I switched off the recorder and put it back in my bag.
“Dr. Westlake, may I ask you when and how you met Richard Flynn?”
“Well, it happened so long ago . . . As far as I can remember, it was in the fall of 1987. We were both students at Princeton, and we shared a small two-bedroom house for a while, out by the Battle Monument. I moved from there before Christmas, so we lived together for just three months or so.”
“Did you introduce him to Professor Wieder?”
“Yes. I told him that I knew Dr. Wieder well, so he insisted on my introducing them, as the professor was a very famous public figure at the time. In a discussion with Richard, Dr. Wieder mentioned his library. He wanted an electronic record of it, if I remember rightly. Flynn needed the money, so he offered to do the job, and the professor accepted. Unfortunately, afterward, I understand, he had a lot of problems and was even considered a suspect in the case. The professor was brutally murdered. You do know that, don’t you?”

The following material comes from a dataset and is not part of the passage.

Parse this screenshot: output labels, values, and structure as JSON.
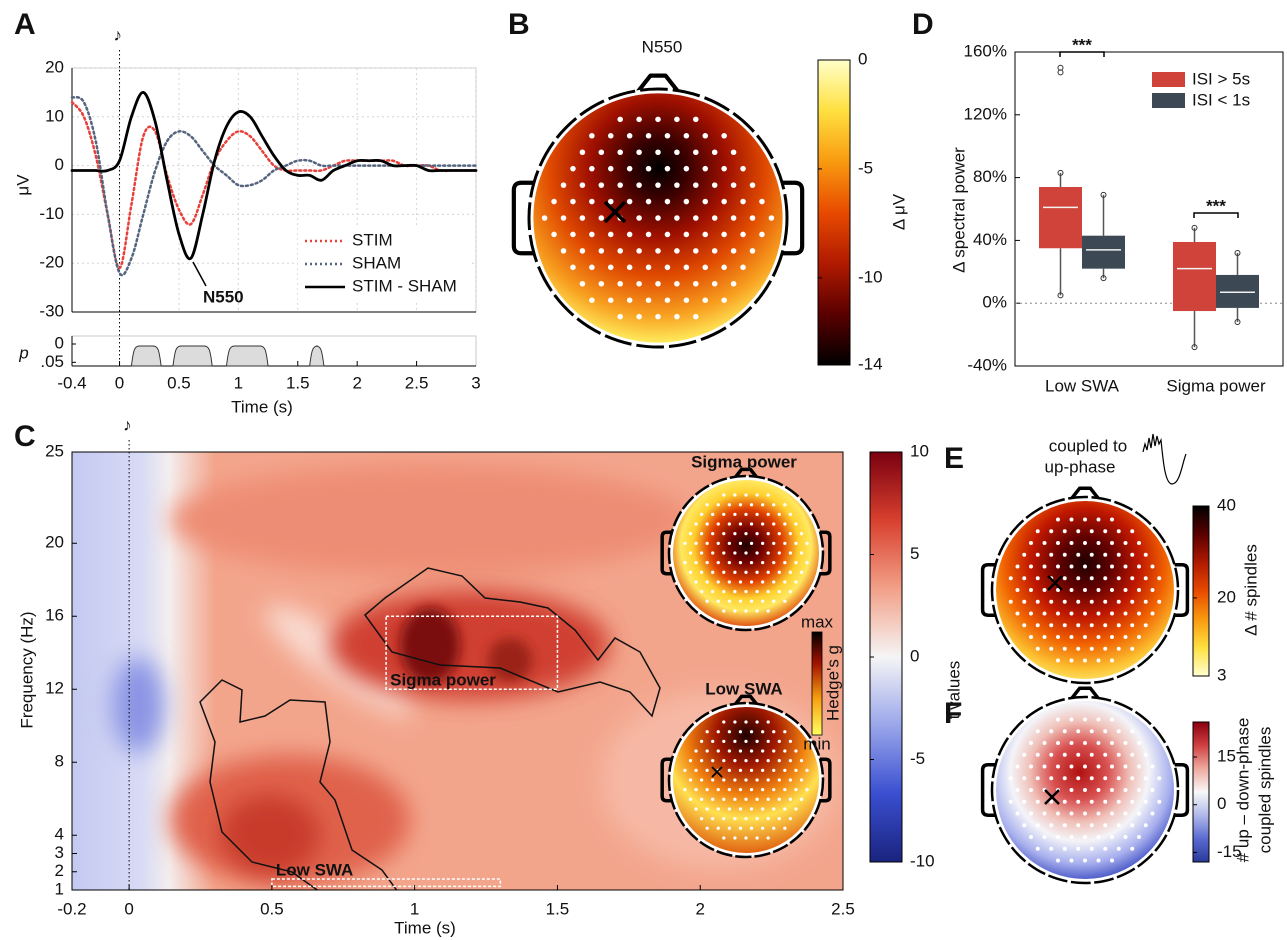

“Yes, I know, and actually that’s why the agency I’m working for is so interested in this case. Were you and Flynn anything more than roommates at any time? I don’t want my question to sound out of line, but Richard states very clearly in his book that you had a sexual relationship and that you were in love with each other.”
A wrinkle appeared between her eyebrows.
“I find it slightly ridiculous to talk about such things, Mr. Keller, but, yes, I remember that Richard was in love with me—or, rather, obsessed with me. But we were never involved in a love affair. I had a boyfriend at the time—”
“Timothy Sanders?”
She seemed surprised.
“Timothy Sanders, that’s right. Do you know the name from the manuscript? It means Richard must have had a fantastic memory, or maybe he had notes or a diary from that time. I would not have thought that he could remember such details after so many years, though in a way, I’m not surprised. Anyway, I was in love with my boyfriend, we lived together, but then he had to go to Europe for a couple of months as part of a research program, and the rent on our apartment was too high for me to pay by myself, so I found another place. During the time Timothy was away, I shared a house with Richard. When Timothy returned, we moved back in together, just before Christmas.”
“Yo
u never use the shorter forms of people’s names, not even when you’re talking about people who are close to you,” I remarked, remembering what Flynn had said in the manuscript.
“That’s right. I think diminutives are childish.”
“Richard says in the manuscript that he was somewhat jealous of Professor Wieder and that for a while he suspected that you were having an affair with him.”
She gave a start, and the corners of her mouth drooped slightly. For an instant, I got the feeling that I could see her mask starting to crack, but then her poker face rapidly returned.
“It was one of Richard’s obsessions, Mr. Keller,” she said. “Professor Wieder wasn’t married, he didn’t have a partner, so some people supposed he must be having an affair and that he was keeping it secret. He was a very charismatic man, although not very handsome, and he had a very protective attitude toward me. I think that ultimately he wasn’t very interested in romantic relationships, being completely dedicated to his job. To be frank, I knew that Richard had his suspicions, but there was nothing of that nature between Joseph Wieder and myself, apart from a normal student-professor relationship. I was one of his favorite students, that much was clear, but that was all. I also helped him significantly with the project he was working on at the time.”
I asked myself how far I could go without risking her ending our conversation, then plowed ahead.
“Richard also says that the professor gave you a spare set of keys to his house and that you often went there.”
She shook her head.
“I don’t think he ever gave me the keys to his house, not that I remember. But I think that Richard was given a set, so that he could work in the library when the professor wasn’t at home. That’s why he had problems with the police.”